Già, Bonavigo e Cerea: prima della sfida erano separati da un solo punto, con gli ospiti che guardavano dall’alto verso il basso i propri avversari. Più lunga, invece, in fatto di chilometri (14), la distanza tra i due paesi della Bassa veronese, con il Bonavigo (mister Nicola “Milo” Manara, classe 1987; presidente il giovane ed equilibrato Angelo Zangari), sodalizio ruspante che, dalla sua fondazione nel 1961, non ha mai messo gli scarpini in Promozione.

Buona la direzione di Mattia Besutti della sezione AIA di Verona, il quale ha dovuto estrarre il primo giallo a Denis Rexhepi (2001) e il secondo al n.2 Mattia Camon (2006) del Cerea, che all’inizio della ripresa ha dovuto lasciare il campo per doppia ammonizione, anche a causa di un infortunio rimediato in un contrasto (portato al Pronto Soccorso di Legnago, tornerà a giocare a settembre: già tanto che si parli “solo” di una distorsione seria e non di un verdetto peggiore).
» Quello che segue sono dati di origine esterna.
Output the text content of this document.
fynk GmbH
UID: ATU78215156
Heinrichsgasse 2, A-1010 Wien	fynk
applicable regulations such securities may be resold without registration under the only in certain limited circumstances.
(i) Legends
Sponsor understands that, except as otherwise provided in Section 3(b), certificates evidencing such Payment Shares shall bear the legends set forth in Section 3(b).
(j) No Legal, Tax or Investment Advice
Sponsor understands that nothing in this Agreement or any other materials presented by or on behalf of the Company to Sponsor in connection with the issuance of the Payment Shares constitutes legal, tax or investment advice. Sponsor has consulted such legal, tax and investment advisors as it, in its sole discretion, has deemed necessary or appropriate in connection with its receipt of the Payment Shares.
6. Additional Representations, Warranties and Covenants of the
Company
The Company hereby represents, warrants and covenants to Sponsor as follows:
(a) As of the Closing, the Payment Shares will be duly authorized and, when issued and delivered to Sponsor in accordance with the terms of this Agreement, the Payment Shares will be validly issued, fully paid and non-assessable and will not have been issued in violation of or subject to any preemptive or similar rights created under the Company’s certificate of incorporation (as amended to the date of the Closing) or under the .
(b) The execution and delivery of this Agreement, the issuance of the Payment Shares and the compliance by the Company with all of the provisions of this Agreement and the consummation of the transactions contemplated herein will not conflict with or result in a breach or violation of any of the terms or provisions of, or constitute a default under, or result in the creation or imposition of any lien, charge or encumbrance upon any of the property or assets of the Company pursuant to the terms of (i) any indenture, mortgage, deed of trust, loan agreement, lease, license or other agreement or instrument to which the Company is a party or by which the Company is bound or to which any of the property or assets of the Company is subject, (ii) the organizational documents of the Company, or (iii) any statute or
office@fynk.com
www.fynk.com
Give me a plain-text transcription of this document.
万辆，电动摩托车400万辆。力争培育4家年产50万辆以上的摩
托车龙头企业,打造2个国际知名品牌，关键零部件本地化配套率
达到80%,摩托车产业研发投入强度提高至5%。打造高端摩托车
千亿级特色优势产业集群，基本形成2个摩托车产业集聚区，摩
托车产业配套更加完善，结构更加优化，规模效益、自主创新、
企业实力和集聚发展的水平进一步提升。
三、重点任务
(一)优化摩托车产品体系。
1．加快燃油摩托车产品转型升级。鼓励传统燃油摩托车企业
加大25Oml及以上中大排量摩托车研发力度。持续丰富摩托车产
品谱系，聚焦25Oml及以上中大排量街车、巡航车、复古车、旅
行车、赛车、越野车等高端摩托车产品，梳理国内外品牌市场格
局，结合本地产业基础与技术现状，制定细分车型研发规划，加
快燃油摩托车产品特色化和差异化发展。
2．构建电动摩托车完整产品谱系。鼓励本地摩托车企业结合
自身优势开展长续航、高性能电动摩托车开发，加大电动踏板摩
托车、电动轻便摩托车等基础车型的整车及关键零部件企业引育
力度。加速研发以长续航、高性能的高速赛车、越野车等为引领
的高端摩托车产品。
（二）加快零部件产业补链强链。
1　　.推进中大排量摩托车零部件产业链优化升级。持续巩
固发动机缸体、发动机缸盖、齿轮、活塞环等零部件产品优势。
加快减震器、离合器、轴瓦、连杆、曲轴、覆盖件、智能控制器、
Il caldo, intorno ai 27 gradi, fa la sua parte, e l’arbitro concede i due time-out per il rinfresco sia nel primo che nel secondo tempo. Intanto, via social, arrivano i risultati che danno per vittoriosa la Solesinese, impegnata a Villanova del Ghebbo, nel Rodigino. Mano a mano che trascorrono i minuti, la fake news del colpaccio dei basso-patavini si trasforma in realtà, e allora il “Piccolo Toro” aumenta il ritmo e la furia agonistica ai danni dell’avversario.

Mister Luca Monastero inserisce bomber Diego Rossetti (classe 2004), dopo che il suo omologo aveva innestato l’avanti Michele Malagnini (2002), per provare a chiuderla in maniera anche un po’ rocambolesca. Ma il “gemello” Matteo Vesentini (alternativa il 1997 isolarizzano Andrea De Fanti, consolato dalla bella morosa laziale), di professione parrucchiere, forse preso dalla grandissima emozione del finale-spareggio, non riesce a impartire alla sfera il taglio giusto, la piega migliore.

Ma, come ricorda lo stesso presidente ceretano a fine gara, nello spogliatoio, soffocato dall’abbraccio dei tifosi e dei collaboratori:
“Non abbiamo vinto ancora niente, seppure siamo lì!”

Ora il Cerea dovrà affrontare lo spareggio di andata e ritorno contro i padovani, a partire da domenica 10 maggio. Al Bonavigo, invece, non resterà che attendere 21 giorni per affrontare la perdente di questo scontro titanico, con l’obiettivo di riprendersi — con gli interessi — una stagione vissuta sempre in vetta.